Chivalry is Dead, but Courtesy Never Goes Out of Style
Posted by Hanna Foster
November 3, 2015
What I AM saying is that I do not believe that it is necessary to be inherently nicer to me because I’m a girl. I’m saying that I should be just as nice to you. I’m asking for mutual respect and mutual courtesy.
My point is, I think we should all treat each other with respect because it’s the right thing to do. I hold the door open for anyone who’s behind me, regardless of gender, because I’m a decent person and that’s what decent people do. I have even noticed guys being uncomfortable by me holding the door open for them because this idea of “chivalry” is so ingrained in their mind that they think that they are somehow less manly for allowing me to hold the door open for them (or maybe for failing to hold the door open for me?)
I want to reiterate that I’m not saying that I don’t appreciate this behavior. I appreciate it when some one does hold the door for me or holds the elevator for me, but I want people to do this because I’m also a person deserving of respect, not because I’m a woman who supposedly needs to be taken care of.
I also want to mention that I’m in a long-term relationship with a guy who has done traditionally “chivalrous,” or as I like to call “courteous,” things for me from the start, but these things are reciprocated. We’ve been together for two-and-a-half years and we both hold the door open for each other (based on who’s in front of who), we take turns paying for things, and we both spoil each other. It’s not about being nice to get something in return, it about being nice because you care.

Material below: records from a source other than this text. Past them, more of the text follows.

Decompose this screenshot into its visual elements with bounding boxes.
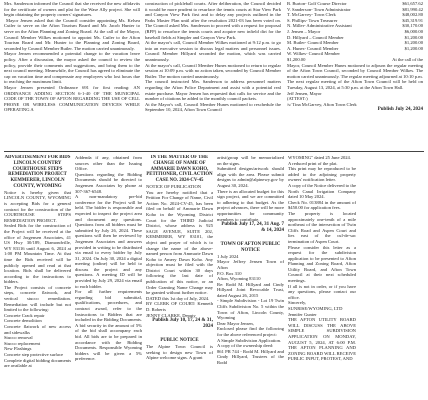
minutes-paragraph: At the mayor's call, Council Member Wilk…	[145, 40, 281, 62]
notice-paragraph: A non-mandatory pre-bid conference for t…	[75, 194, 142, 289]
notice-paragraph: Questions regarding the Bidding Document…	[75, 172, 142, 194]
notice-line: Re: Rodd M. Hillyard and Cindy Hillyard …	[217, 282, 284, 299]
notice-line: If all is not in order, or if you have a…	[288, 284, 356, 301]
bids-notice-continued: Addenda if any, obtained from sources ot…	[75, 155, 142, 400]
notice-line: This print may be reproduced to be added…	[288, 166, 356, 183]
minutes-paragraph: The council instructed Mrs. Sanderson to…	[145, 79, 281, 101]
notice-paragraph: Notice is hereby given that LINCOLN COUN…	[4, 190, 71, 224]
bids-notice: ADVERTISEMENT FOR BIDS LINCOLN COUNTRY C…	[4, 155, 71, 400]
notice-line: WYOMING" dated 25 June 2024.	[288, 155, 356, 161]
notice-heading: ADVERTISEMENT FOR BIDS LINCOLN COUNTRY C…	[4, 155, 71, 190]
notice-line: Mayor Jeffrey Jensen Town of Afton	[217, 259, 284, 270]
notice-line: A copy of the Notice delivered to the No…	[288, 183, 356, 200]
notice-line: Please consider this letter as a request…	[288, 245, 356, 284]
notice-paragraph: There is an allocated budget for this si…	[217, 189, 284, 223]
minutes-paragraph: construction of pickleball courts. After…	[145, 1, 281, 40]
minutes-column-2: construction of pickleball courts. After…	[145, 1, 281, 151]
minutes-paragraph: Mayor Jensen recommended a potential cha…	[4, 51, 140, 85]
name-change-notice: IN THE MATTER OF THE CHANGE OF NAME OF A…	[146, 155, 213, 400]
minutes-paragraph: Mayor, Council Member Hunes motioned to …	[287, 63, 423, 80]
notice-line: The property is located approximately on…	[288, 211, 356, 245]
notice-paragraph: BY CLERK OF COURT: Kenneth D. Roberts	[146, 301, 213, 312]
notice-paragraph: The Project consists of concrete steps, …	[4, 285, 71, 313]
subdivision-notice: WYOMING" dated 25 June 2024. A reduced p…	[288, 155, 356, 400]
notice-paragraph: You are hereby notified that a Petition …	[146, 190, 213, 296]
publish-date: Publish July 24, 2024	[287, 107, 423, 113]
notices-section: ADVERTISEMENT FOR BIDS LINCOLN COUNTRY C…	[0, 155, 428, 400]
notice-line: Enclosed please find the following for t…	[217, 326, 284, 337]
notice-heading: TOWN OF AFTON PUBLIC NOTICE	[217, 242, 284, 254]
minutes-paragraph: Mayor Jensen presented Ordinance 691 for…	[4, 85, 140, 113]
minutes-column-3: B. Burton- Golf Course Director$61,657.6…	[287, 1, 423, 151]
notice-paragraph: artist/group will be memorialized on the…	[217, 155, 284, 166]
minutes-paragraph: Mayor Jensen asked that the Council cons…	[4, 18, 140, 52]
notice-paragraph: The Alpine Town Council is seeking to de…	[146, 344, 213, 361]
notice-paragraph: Addenda if any, obtained from sources ot…	[75, 155, 142, 172]
notice-heading: IN THE MATTER OF THE CHANGE OF NAME OF A…	[146, 155, 213, 184]
notice-paragraph: Complete digital bidding documents are a…	[4, 358, 71, 369]
notice-list-item: Concrete step protective surface	[4, 352, 71, 358]
minutes-column-1: Mrs. Sanderson informed the Council that…	[4, 1, 140, 151]
notice-line: 861 PR 744 - Rodd M. Hillyard and Cindy …	[217, 349, 284, 366]
minutes-paragraph: Mrs. Sanderson informed the Council that…	[4, 1, 140, 18]
notice-paragraph: Submitted designs/artwork should align w…	[217, 166, 284, 188]
alpine-notice: artist/group will be memorialized on the…	[217, 155, 284, 400]
notice-line: - Simple Subdivision - Lot 19 Twin Cliff…	[217, 298, 284, 320]
notice-line: THE AFTON UTILITY BOARD WILL DISCUSS THE…	[288, 317, 356, 362]
minutes-paragraph: At the mayor's call, Council Member Hune…	[145, 63, 281, 80]
minutes-paragraph: The next regular meeting of the Afton To…	[287, 79, 423, 90]
notice-paragraph: For all further requirements regarding b…	[75, 289, 142, 362]
publish-date: Publish July 17, 24, 31 Aug. 7 & 14, 202…	[217, 222, 284, 234]
notice-list-item: Concrete flatwork of new access and side…	[4, 324, 71, 335]
section-divider	[4, 151, 424, 152]
minutes-paragraph: At the Mayor's call, Council Member Hune…	[145, 102, 281, 113]
minutes-section: Mrs. Sanderson informed the Council that…	[0, 0, 428, 150]
notice-line: Check No. 013884 in the amount of $450.0…	[288, 200, 356, 211]
publish-date: Publish July 10, 17, 24 & 31, 2024	[146, 318, 213, 330]
notice-paragraph: Sealed Bids for the construction of the …	[4, 223, 71, 285]
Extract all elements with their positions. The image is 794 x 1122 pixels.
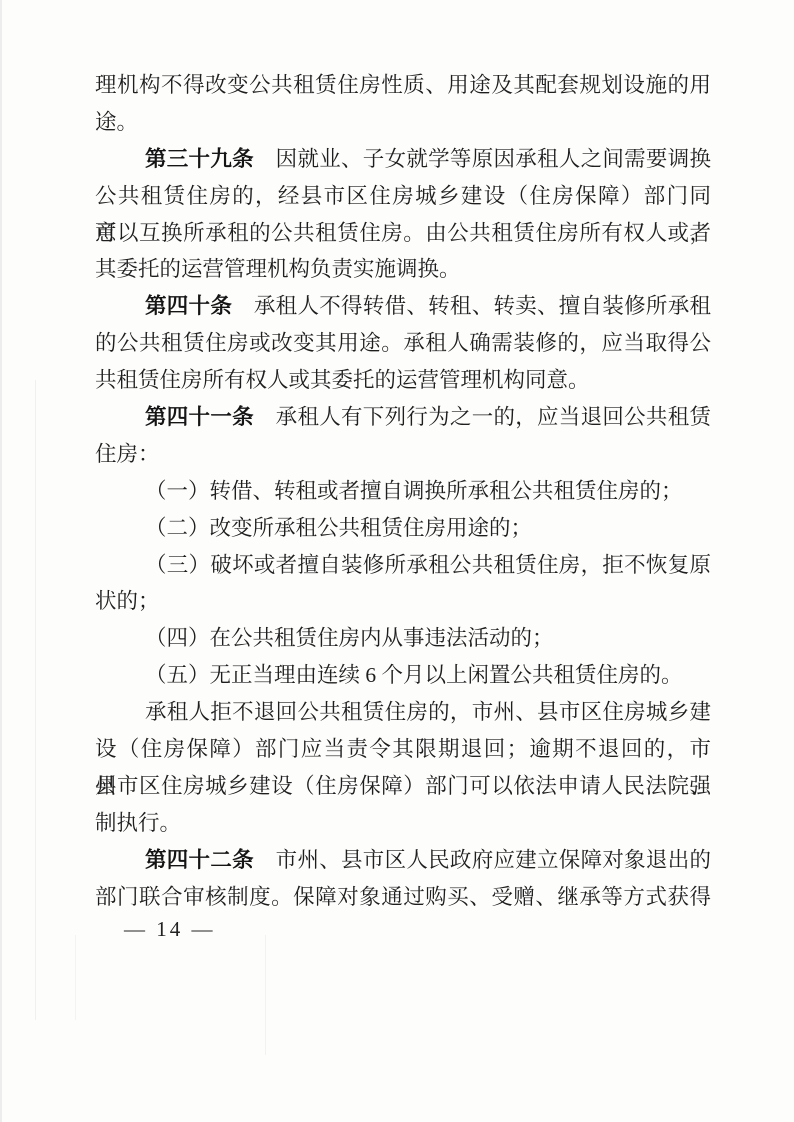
text-line: （一）转借、转租或者擅自调换所承租公共租赁住房的； [95,473,711,510]
article-heading-line: 第四十一条 承租人有下列行为之一的，应当退回公共租赁 [95,399,711,436]
text-line: 部门联合审核制度。保障对象通过购买、受赠、继承等方式获得 [95,879,711,916]
text-line: 其委托的运营管理机构负责实施调换。 [95,251,711,288]
text-line: 制执行。 [95,805,711,842]
article-heading-line: 第四十二条 市州、县市区人民政府应建立保障对象退出的 [95,842,711,879]
text-line: 承租人拒不退回公共租赁住房的，市州、县市区住房城乡建 [95,694,711,731]
scan-line-artifact [265,935,266,1055]
text-line: 设（住房保障）部门应当责令其限期退回；逾期不退回的，市州、 [95,731,711,768]
text-line: 可以互换所承租的公共租赁住房。由公共租赁住房所有权人或者 [95,215,711,252]
scan-line-artifact [75,935,76,1020]
text-line: 的公共租赁住房或改变其用途。承租人确需装修的，应当取得公 [95,325,711,362]
text-line: （三）破坏或者擅自装修所承租公共租赁住房，拒不恢复原 [95,547,711,584]
scan-line-artifact [35,380,36,1020]
article-number: 第三十九条 [145,147,254,171]
article-number: 第四十条 [145,294,232,318]
article-number: 第四十二条 [145,848,254,872]
page-number: — 14 — [124,914,216,944]
document-page: 理机构不得改变公共租赁住房性质、用途及其配套规划设施的用途。第三十九条 因就业、… [0,0,794,1122]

Side note: It’s apparently chivalrous or gentlemen-ly for the guy to walk on the side of the sidewalk where traffic is, while the woman walks on the inside. Apparently, the reasoning for this is so if anything goes wrong, the guy will be hit by the car and the woman will be safe. I seriously just learned this by a picture circulating on Facebook and my mind was blown. It’s ridiculous.
Now, you might be wondering how the hell “chivalry” is a reproductive justice issue, and I suppose you could say that the code itself isn’t, but the larger implications of this so-called “code of ethics” certainly are. I would go as far to say that almost any cultural norm that thrives off of the idea of women being fragile and weak is a reproductive justice issue.
These ideas of “female fragility,” women requiring a protector and women supposedly not being able to decide anything for themselves are all ideas that solidified the systematic oppression that women faced and continue to face today. These ideas grew and became negative forces in our society, they’re implications and impact are still felt now.
Maybe this code was made with good intentions, and likely so, but it doesn’t suddenly dismiss the negatives that come as a result. The term “chivalry” is old and outdated. It was used as a code of ethics for knights, then reinterpreted by bards and poets, I think 2015 is a good time to let the old phrase go and kindly welcome “courtesy,” “respect,” and “politeness” to take its place.